Best put overpayments into a separate account.
On a 2 year deal are overpayments much of an issue? You'd only lose the difference in interest on the overpayments between the mortgage and a savings account. And if you are prepared to put the money into a fixed term savings account then you might get >1.5% anyway*?
We just fixed for 5 years at 2%. Could probably have got a better deal if we'd shopped around but as I'd lost my job last year we didn't want to go through the process of a new application so stayed with our current lender.
*I've not checked but even with the base rate this low banks still need money in their accounts so have to offer something.

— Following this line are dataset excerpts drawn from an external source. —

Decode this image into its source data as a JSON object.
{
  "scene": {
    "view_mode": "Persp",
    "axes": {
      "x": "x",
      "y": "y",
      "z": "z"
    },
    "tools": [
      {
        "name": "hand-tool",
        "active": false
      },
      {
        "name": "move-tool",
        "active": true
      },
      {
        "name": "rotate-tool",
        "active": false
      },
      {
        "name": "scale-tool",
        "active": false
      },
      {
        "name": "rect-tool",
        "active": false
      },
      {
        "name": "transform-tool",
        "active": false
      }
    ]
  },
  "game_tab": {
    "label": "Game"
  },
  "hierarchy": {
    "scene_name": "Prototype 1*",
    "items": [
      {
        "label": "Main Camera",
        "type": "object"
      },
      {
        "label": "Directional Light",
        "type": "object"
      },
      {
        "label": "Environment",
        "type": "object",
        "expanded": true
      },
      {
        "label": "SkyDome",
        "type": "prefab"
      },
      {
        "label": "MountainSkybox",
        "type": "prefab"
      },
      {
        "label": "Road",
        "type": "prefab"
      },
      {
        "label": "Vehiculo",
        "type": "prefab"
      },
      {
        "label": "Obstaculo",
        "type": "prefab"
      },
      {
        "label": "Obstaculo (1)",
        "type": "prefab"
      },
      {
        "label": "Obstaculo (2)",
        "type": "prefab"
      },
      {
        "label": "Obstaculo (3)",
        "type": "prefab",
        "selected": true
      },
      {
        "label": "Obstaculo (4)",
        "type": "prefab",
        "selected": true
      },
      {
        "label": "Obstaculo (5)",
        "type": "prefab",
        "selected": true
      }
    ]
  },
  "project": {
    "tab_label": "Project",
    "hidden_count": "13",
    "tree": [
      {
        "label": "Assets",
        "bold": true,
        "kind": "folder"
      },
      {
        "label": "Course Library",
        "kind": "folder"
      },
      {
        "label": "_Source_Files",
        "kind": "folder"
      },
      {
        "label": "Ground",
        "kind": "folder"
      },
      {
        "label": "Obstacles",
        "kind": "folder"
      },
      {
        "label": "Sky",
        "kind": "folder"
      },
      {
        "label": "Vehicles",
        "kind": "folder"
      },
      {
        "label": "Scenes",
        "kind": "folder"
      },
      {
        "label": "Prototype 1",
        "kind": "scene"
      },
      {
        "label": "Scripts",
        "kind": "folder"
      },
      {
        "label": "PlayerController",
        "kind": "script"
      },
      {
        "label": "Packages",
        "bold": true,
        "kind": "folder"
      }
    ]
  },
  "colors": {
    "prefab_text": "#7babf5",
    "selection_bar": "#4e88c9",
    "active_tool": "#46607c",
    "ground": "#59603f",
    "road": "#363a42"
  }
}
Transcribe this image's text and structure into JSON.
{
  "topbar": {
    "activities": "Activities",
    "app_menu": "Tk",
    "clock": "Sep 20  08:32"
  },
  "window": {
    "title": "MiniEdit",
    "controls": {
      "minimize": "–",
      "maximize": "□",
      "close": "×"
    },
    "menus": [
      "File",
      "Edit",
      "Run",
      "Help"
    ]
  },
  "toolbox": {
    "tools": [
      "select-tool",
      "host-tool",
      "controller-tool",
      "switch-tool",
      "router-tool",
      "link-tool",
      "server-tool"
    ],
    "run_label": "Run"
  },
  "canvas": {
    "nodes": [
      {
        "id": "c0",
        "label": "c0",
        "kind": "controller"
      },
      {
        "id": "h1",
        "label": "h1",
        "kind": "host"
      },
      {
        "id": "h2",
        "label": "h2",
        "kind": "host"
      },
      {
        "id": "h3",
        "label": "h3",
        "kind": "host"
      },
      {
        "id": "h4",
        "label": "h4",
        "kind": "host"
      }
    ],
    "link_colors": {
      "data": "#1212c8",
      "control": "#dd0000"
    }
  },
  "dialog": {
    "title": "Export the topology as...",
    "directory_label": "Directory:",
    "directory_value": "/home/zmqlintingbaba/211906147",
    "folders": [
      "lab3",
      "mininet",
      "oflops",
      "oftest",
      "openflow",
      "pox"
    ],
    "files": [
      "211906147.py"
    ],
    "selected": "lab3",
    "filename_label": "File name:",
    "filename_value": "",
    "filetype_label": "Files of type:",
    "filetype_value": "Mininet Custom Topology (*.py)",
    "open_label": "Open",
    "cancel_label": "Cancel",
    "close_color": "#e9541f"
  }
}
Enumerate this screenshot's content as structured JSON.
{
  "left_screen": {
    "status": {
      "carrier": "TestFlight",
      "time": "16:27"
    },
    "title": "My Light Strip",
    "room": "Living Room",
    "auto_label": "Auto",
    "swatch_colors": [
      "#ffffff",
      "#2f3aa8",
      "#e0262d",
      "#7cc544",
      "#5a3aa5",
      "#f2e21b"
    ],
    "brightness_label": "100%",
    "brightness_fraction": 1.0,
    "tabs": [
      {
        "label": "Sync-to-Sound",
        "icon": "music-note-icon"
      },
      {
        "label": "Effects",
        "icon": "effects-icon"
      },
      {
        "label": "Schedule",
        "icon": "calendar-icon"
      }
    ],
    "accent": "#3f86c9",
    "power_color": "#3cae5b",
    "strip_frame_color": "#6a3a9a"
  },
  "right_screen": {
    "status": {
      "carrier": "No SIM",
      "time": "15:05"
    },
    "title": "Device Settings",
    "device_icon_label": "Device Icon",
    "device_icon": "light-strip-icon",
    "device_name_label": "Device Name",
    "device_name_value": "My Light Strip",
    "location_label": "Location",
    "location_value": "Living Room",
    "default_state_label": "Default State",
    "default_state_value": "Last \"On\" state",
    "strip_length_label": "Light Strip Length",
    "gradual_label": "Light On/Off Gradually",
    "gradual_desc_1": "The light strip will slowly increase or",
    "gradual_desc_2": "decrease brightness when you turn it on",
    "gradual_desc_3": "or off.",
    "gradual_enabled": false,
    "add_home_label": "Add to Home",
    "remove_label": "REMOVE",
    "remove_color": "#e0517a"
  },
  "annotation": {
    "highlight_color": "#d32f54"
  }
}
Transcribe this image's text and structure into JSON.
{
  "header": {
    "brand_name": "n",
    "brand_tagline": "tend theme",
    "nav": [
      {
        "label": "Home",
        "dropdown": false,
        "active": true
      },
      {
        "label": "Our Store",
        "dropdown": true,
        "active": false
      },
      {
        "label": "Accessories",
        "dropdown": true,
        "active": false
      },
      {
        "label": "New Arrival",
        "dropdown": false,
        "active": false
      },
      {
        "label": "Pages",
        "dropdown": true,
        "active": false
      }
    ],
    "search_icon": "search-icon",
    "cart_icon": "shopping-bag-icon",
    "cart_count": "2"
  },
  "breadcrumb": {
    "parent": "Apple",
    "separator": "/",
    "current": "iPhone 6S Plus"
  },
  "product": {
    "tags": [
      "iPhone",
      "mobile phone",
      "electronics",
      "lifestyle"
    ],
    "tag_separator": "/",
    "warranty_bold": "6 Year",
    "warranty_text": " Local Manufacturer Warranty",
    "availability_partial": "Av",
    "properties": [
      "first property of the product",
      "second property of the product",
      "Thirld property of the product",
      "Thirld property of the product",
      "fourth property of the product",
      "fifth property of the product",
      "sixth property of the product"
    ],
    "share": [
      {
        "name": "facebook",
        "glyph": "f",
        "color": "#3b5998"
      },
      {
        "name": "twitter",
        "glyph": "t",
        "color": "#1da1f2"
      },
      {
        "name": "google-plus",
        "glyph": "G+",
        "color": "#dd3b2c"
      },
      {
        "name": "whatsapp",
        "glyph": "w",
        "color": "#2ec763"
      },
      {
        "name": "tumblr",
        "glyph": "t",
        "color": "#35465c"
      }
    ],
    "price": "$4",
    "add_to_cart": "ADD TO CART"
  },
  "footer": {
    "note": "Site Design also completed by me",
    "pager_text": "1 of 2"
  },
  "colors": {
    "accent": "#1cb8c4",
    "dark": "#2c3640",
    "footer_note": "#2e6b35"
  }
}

[edit] just googled it and there are plenty of fixed term savings accounts >1.5%.
Don't know much about mortgages but our deal runs out in the new year, will be looking for a 5 year fixed because of good ole Brexit
Take the lower rate and save the overpayments, IMO.
Or reduce the term so your payments are as high as you want them to be, gives the a very similar outcome as an overpayment, just without the option to reduce payments of things change.
TBH you can almost certainly beat 1.5% on small amounts of savings (several current accounts for example), so you might actually be better off saving than overpaying
Edit: we just fixed for five years to bridge the credit choas, and took a slightly higher rate to get the stability
I'm afraid you'd have to work it out to see if the increased rate of repayment and therefore reducing interest payments, when you overpay offsets the lower interest rate but a slower rate of repayment and therefore a slower rate of interest reduction. Go on a mortgage calculator and have a play to see if you pay it off any quicker at the lower interest rate.
Don't know much about mortgages but our deal runs out in the new year, will be looking for a 5 year fixed because of good ole Brexit
Yeah just done that - always had 2 yr fixed before but just swapped to a 5 year fixed on 1.69% with TSB.